Dr. K. hat nach Erscheinen des stern-Interviews eine dienstliche Erklärung abgegeben. Darin versichert er, Kurnaz kein zweites Mal in Guantánamo aufgesucht zu haben. Dies teilte das Bundeskanzleramt dem Parlamentarischen Kontrollgremium (PKG) mit, berichtete die "Süddeutsche Zeitung" und kolportierte Spekulationen aus "Regierungskreisen", der Kurnaz-Vernehmer von 2004 könne jener Deutsch sprechende Amerikaner sein, der angeblich bereits 2002 dabei war. In einem geheimen Regierungsbericht vom Januar 2006 wird beschrieben, dass Dr. K. und die beiden BND-Beamten bei ihrer Befragung von einem US-Geheimdienst-mann namens Steve H. begleitet wurden, der sich aber nicht als Amerikaner zu erkennen gegeben habe.

Kurnaz kann sich nur an drei Besucher erinnern. Und er schließt aus, dass einer davon Amerikaner war: "Ich wurde oft von Amerikanern verhört, die perfekt Deutsch sprachen. Und trotzdem hörte man den Akzent heraus. Von den dreien hatte keiner einen Akzent."

Warum sollte Kurnaz in dieser Sache auch lügen? Für ihn ist es nicht entscheidend, wie oft ihn deutsche Beamte vernommen haben. Während der Gespräche mit dem stern war der Bremer vielmehr darüber erschüttert zu erfahren, dass BND und Verfassungsschutz bereits im September 2002 zu der Überzeugung gekommen waren, er sei unschuldig. Bei Murat Kurnaz deute "nichts" auf "Kontakte zu Taliban- oder al-Qaeda-Strukturen" hin, heißt es in einem geheimen Regierungsbericht. Und: Die "US-Seite hat sich dieser Bewertung angeschlossen". Sie wollte Kurnaz bis November 2002 freilassen und den Deutschen übergeben.

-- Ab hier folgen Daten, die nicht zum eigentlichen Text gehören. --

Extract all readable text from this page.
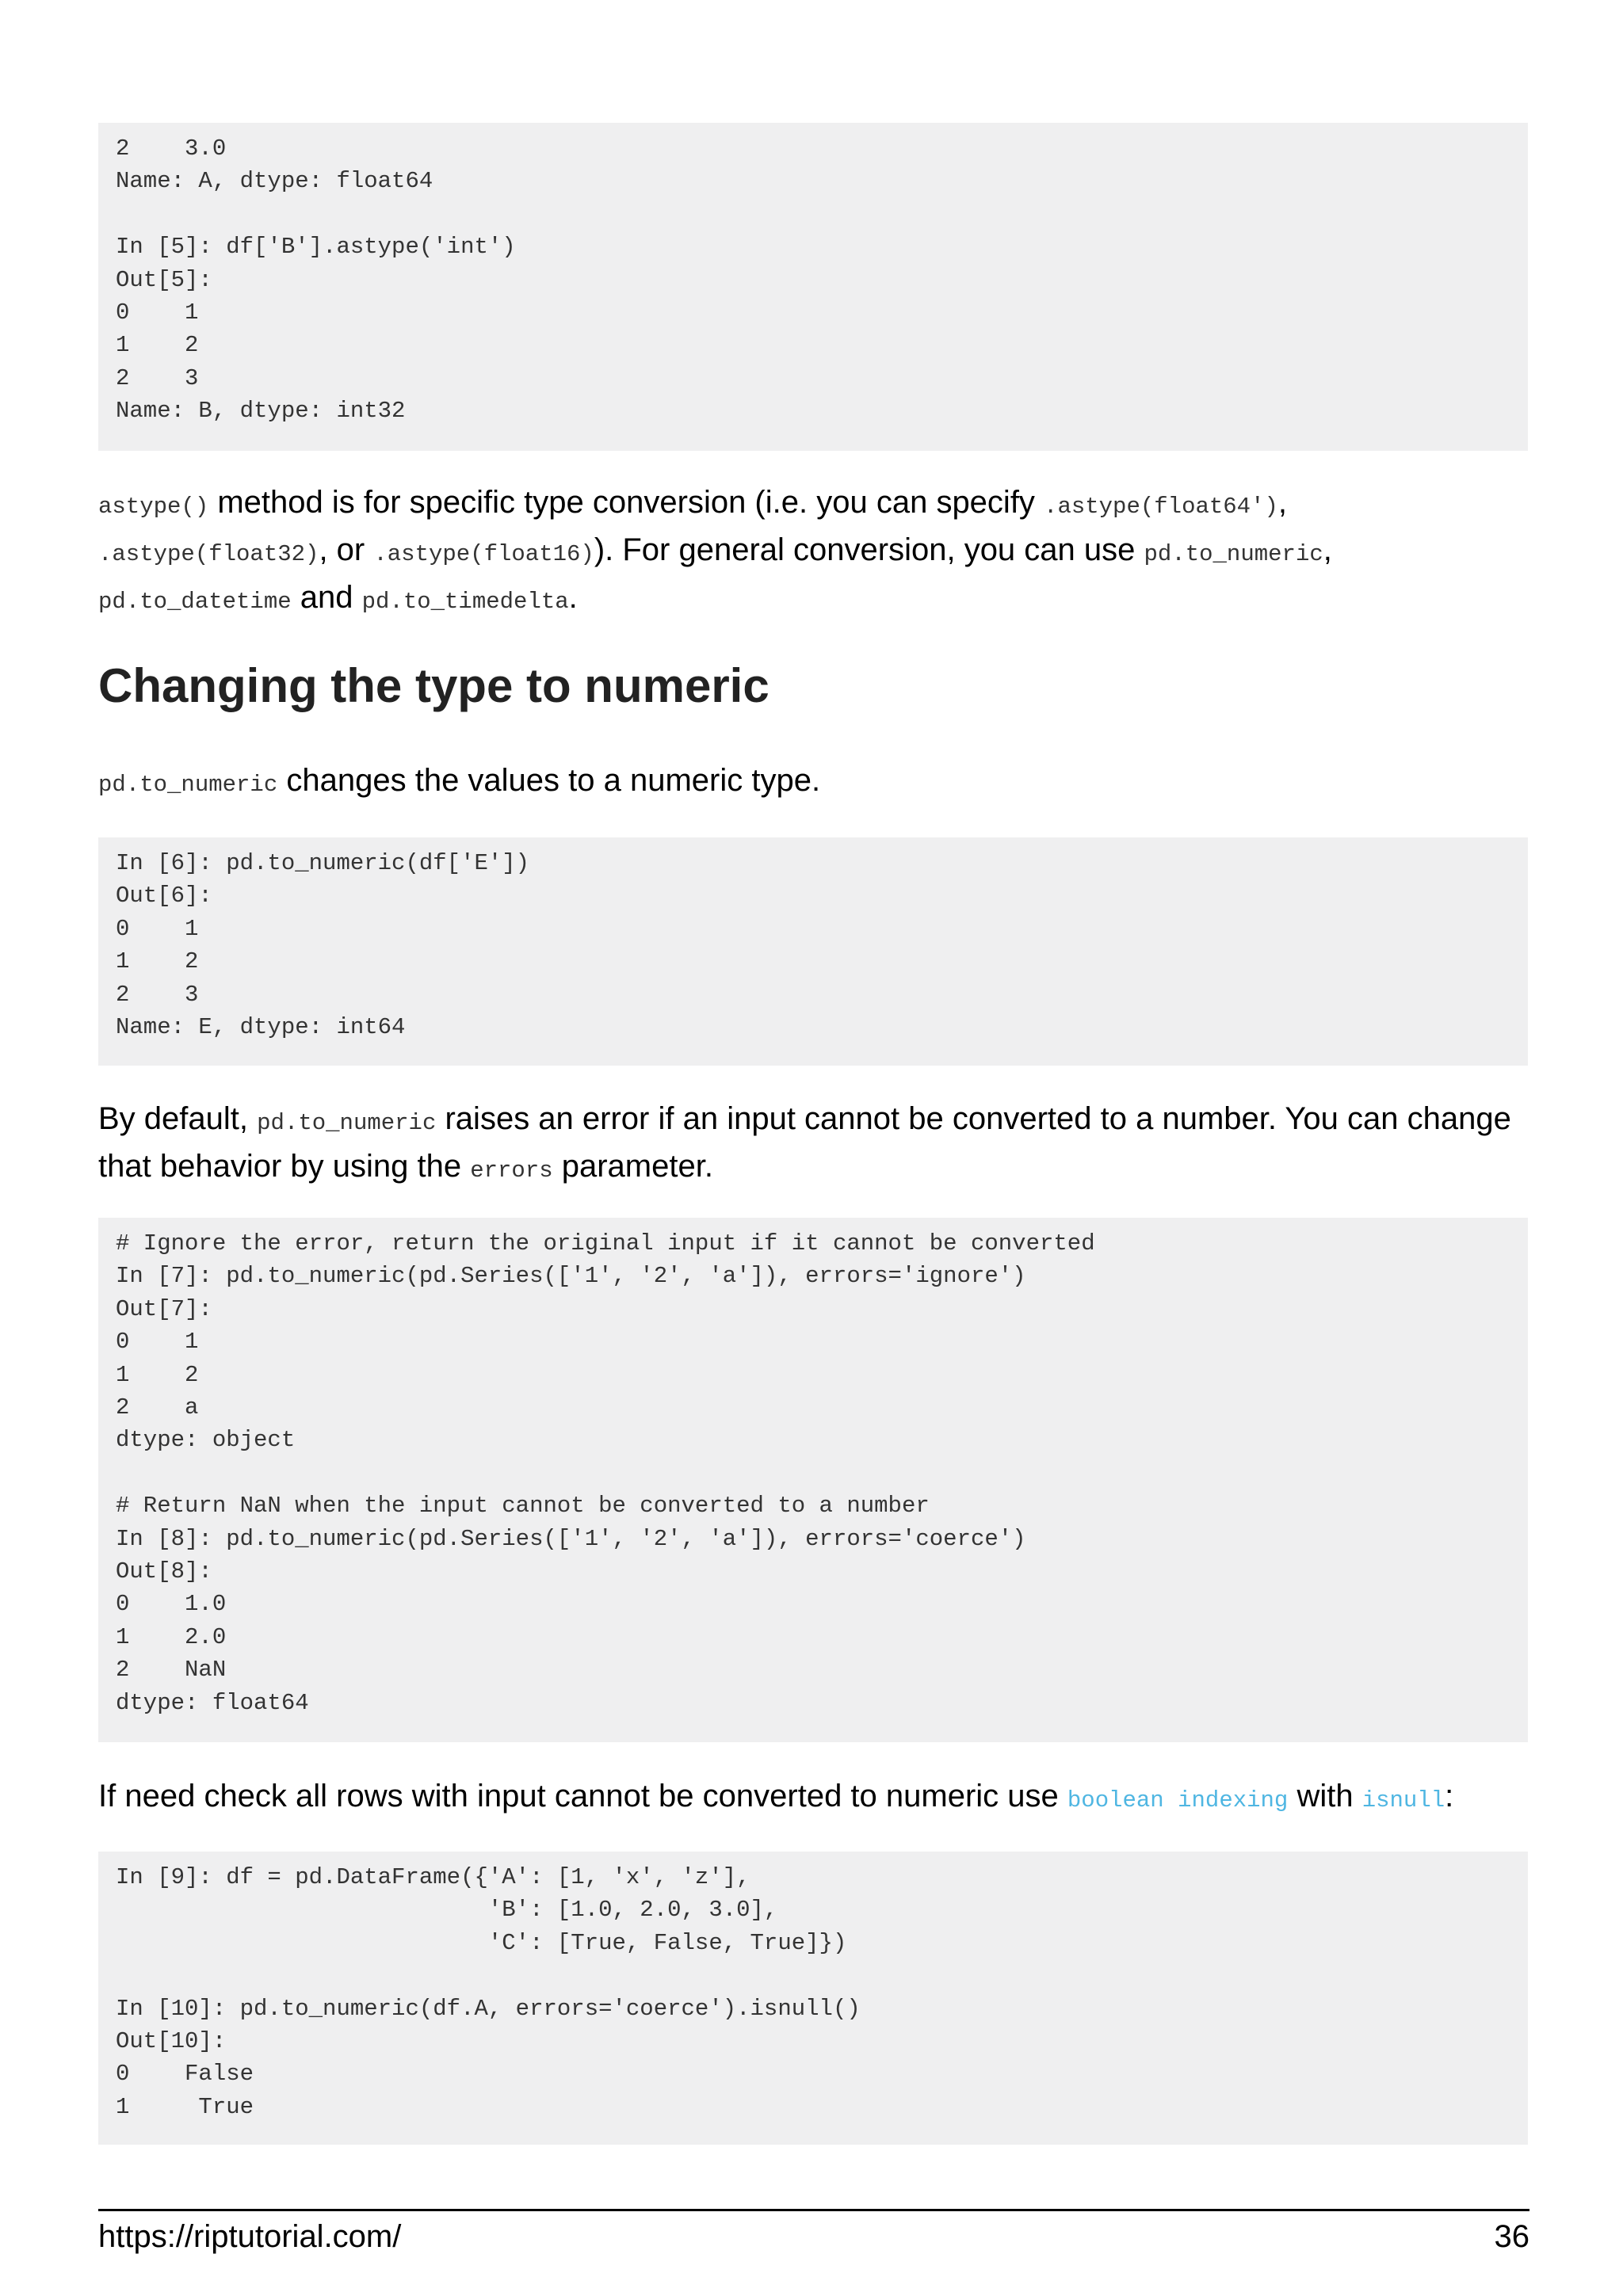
2    3.0
Name: A, dtype: float64

In [5]: df['B'].astype('int')
Out[5]:
0    1
1    2
2    3
Name: B, dtype: int32
astype() method is for specific type conversion (i.e. you can specify .astype(float64'),
.astype(float32), or .astype(float16)). For general conversion, you can use pd.to_numeric,
pd.to_datetime and pd.to_timedelta.
Changing the type to numeric
pd.to_numeric changes the values to a numeric type.
In [6]: pd.to_numeric(df['E'])
Out[6]:
0    1
1    2
2    3
Name: E, dtype: int64
By default, pd.to_numeric raises an error if an input cannot be converted to a number. You can change that behavior by using the errors parameter.
# Ignore the error, return the original input if it cannot be converted
In [7]: pd.to_numeric(pd.Series(['1', '2', 'a']), errors='ignore')
Out[7]:
0    1
1    2
2    a
dtype: object

# Return NaN when the input cannot be converted to a number
In [8]: pd.to_numeric(pd.Series(['1', '2', 'a']), errors='coerce')
Out[8]:
0    1.0
1    2.0
2    NaN
dtype: float64
If need check all rows with input cannot be converted to numeric use boolean indexing with isnull:
In [9]: df = pd.DataFrame({'A': [1, 'x', 'z'],
'B': [1.0, 2.0, 3.0],
'C': [True, False, True]})

In [10]: pd.to_numeric(df.A, errors='coerce').isnull()
Out[10]:
0    False
1     True
https://riptutorial.com/	36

Daraus wurde nichts. Denn am 29. Oktober 2002 trafen sich im Kanzleramt in Berlin die Chefs der deutschen Sicherheitsbehörden unter dem Vorsitz des heutigen Außenministers Frank-Walter Steinmeier, um über den Fall Kurnaz zu reden. Auch wenn dessen Unschuld feststand, auch wenn sie die Folterpraktiken in Guantánamo kannten, hatte die Runde kein Interesse an dessen Rückkehr nach Bremen. August Hanning, damals BND-Chef, heute Staatssekretär im Bundesinnenministerium, plädierte sogar dafür, Kurnaz mit einer "Einreisesperre für Deutschland" zu belegen, falls ihn die Amerikaner trotzdem laufen ließen.

"Was sind das nur für Leute, die das entschieden haben?", fragt Kurnaz. "Obwohl die deutsche Regierung wusste, dass ich nie gegen Gesetze verstoßen hatte, obwohl sie keine Beweise gegen mich hatten, obwohl sie wussten, dass ich gefoltert wurde, haben die mich noch mehr als drei Jahre in Guantánamo sitzen lassen."

Die Teilnehmer des Treffens im Kanzleramt waren zu keiner Stellungnahme bereit. Innenstaatssekretär Hanning ließ lediglich mitteilen: "Nach derzeitigem Sachstand ist nicht auszuschließen, dass der gesamte Sachverhalt in den Auftrag des Untersuchungssausschusses aufgenommen wird; dem sollte nicht vorgegriffen werden."